日記を書くことの必要性
日記を書くということが具体的に自分にとってどのように有意義なのか、それを見出すことは意外と難しい。
日記とは一般的にはその日の出来事やそれに伴う自分の感情を書き留めるものだ。
一度しかない人生を生きる上で、日々を振り返ることは生き方として非常に謙虚で丁寧な印象を受ける。
日記を書くことで何かを発見し、何かに活かされ、自分がより良くなっていく気もしないではない。
しかしそうなってくると、「日記を書いたほうがいい」という一種の強迫観念に近いものを感じてしまう。
日記を書くことが正しい日々の過ごし方で、日記を書かない自分は漫然と日々を過ごす堕落した自分のように感じてしまう。あるいはそこまで感じなくても、日記を書かないことで自分が日々の出来事から何かを取りこぼしているのではないだろうかという不安が頭の片隅に残る。
しかし、日記を書くという行為は人にとって本当に必要な行為なのだろうか。
人は過去に戻ることはできない。大事なのは今であり、今によって変化する未来である。
だったら、日記で過去を振り返ること自体不毛なのではないか。
ああすればよかった、こうすればよかった、次はこうしよう、ああしよう。
いくら思ったとしても、それは実行しなければ意味がない。
だったら私達がすることは、過去を振り返るために机に座ってペンを持つことではなく、立ち上がって今この瞬間に行動をはじめることではないのか。

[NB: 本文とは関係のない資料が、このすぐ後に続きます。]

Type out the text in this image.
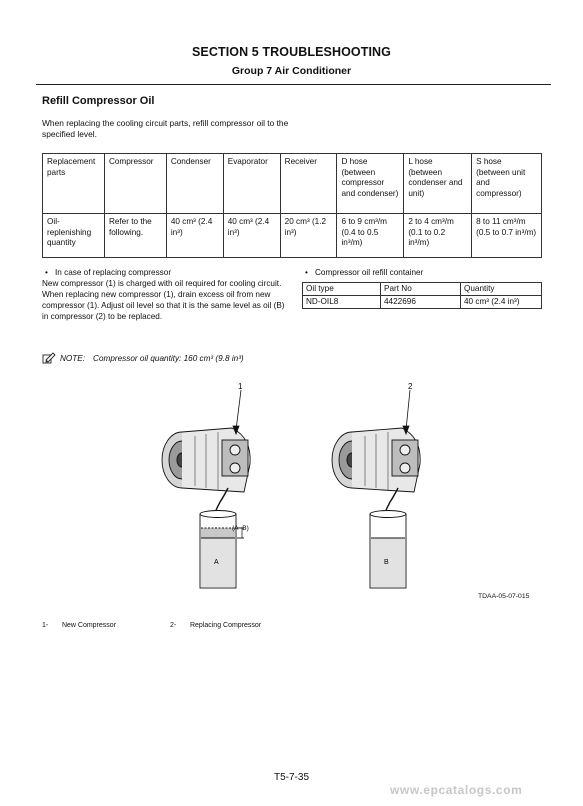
SECTION 5 TROUBLESHOOTING
Group 7 Air Conditioner
Refill Compressor Oil
When replacing the cooling circuit parts, refill compressor oil to the specified level.
Replacement parts	Compressor	Condenser	Evaporator	Receiver	D hose (between compressor and condenser)	L hose (between condenser and unit)	S hose (between unit and compressor)
Oil-replenishing quantity	Refer to the following.	40 cm³ (2.4 in³)	40 cm³ (2.4 in³)	20 cm³ (1.2 in³)	6 to 9 cm³/m (0.4 to 0.5 in³/m)	2 to 4 cm³/m (0.1 to 0.2 in³/m)	8 to 11 cm³/m (0.5 to 0.7 in³/m)
• In case of replacing compressor
New compressor (1) is charged with oil required for cooling circuit. When replacing new compressor (1), drain excess oil from new compressor (1). Adjust oil level so that it is the same level as oil (B) in compressor (2) to be replaced.
• Compressor oil refill container
Oil type	Part No	Quantity
ND-OIL8	4422696	40 cm³ (2.4 in³)
NOTE: Compressor oil quantity: 160 cm³ (9.8 in³)
1	2
(A−B)
A	B
TDAA-05-07-015
1- New Compressor	2- Replacing Compressor
T5-7-35
www.epcatalogs.com
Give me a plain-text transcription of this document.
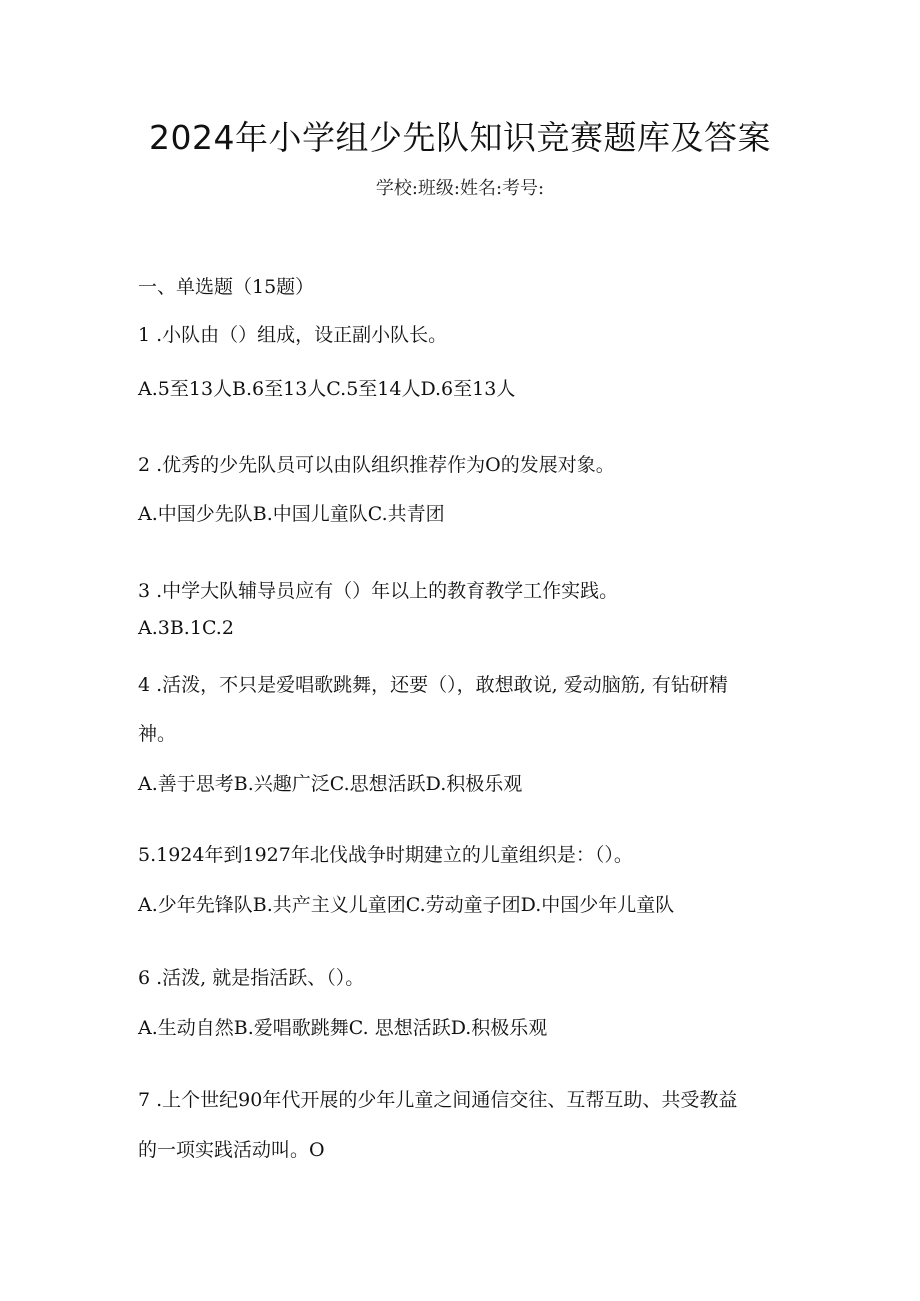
2024年小学组少先队知识竞赛题库及答案
学校:班级:姓名:考号:
一、单选题（15题）
1 .小队由（）组成，设正副小队长。
A.5至13人B.6至13人C.5至14人D.6至13人
2 .优秀的少先队员可以由队组织推荐作为O的发展对象。
A.中国少先队B.中国儿童队C.共青团
3 .中学大队辅导员应有（）年以上的教育教学工作实践。
A.3B.1C.2
4 .活泼，不只是爱唱歌跳舞，还要（），敢想敢说, 爱动脑筋, 有钻研精
神。
A.善于思考B.兴趣广泛C.思想活跃D.积极乐观
5.1924年到1927年北伐战争时期建立的儿童组织是：（）。
A.少年先锋队B.共产主义儿童团C.劳动童子团D.中国少年儿童队
6 .活泼, 就是指活跃、（）。
A.生动自然B.爱唱歌跳舞C. 思想活跃D.积极乐观
7 .上个世纪90年代开展的少年儿童之间通信交往、互帮互助、共受教益
的一项实践活动叫。O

そう考えると、日記というものは単なる慰めであり言い訳でしかないような気もしてくる。
しかし、日記を書くことがもっと個人的に意味のある営みである可能性もある。
なぜなら人には慰めや言い訳、立ち止まる瞬間も必要だからだ。弱い自分を弱いと認め許せる時間が必要だからだ。
言葉を書くことで、自分の心が少しずつほぐれていくこともあるだろう。
それに、過去の出来事を書き連ねることも、決して悪いことではないはずだ。
なぜなら人は忘れる生き物だからだ。
誰かとどこかに行ったこと、誰かと何かをしたこと、自分がしたこと、感じたこと。そのときの世界の出来事。
そういうことを思い出すたびに、世界や自分の人生が愛おしく感じることが人にはある。
振り返ることや、そのために何かを記録することは、きっと悪ではないはずだ。
日記を書くという行為は、人にとって必要なのだろうか。そして私にとって必要なのだろうか。
そして日記には、実際どんなことを書いたらいいのだろう。
迷ってばかりで、今日のぶんの日記も終わってしまった。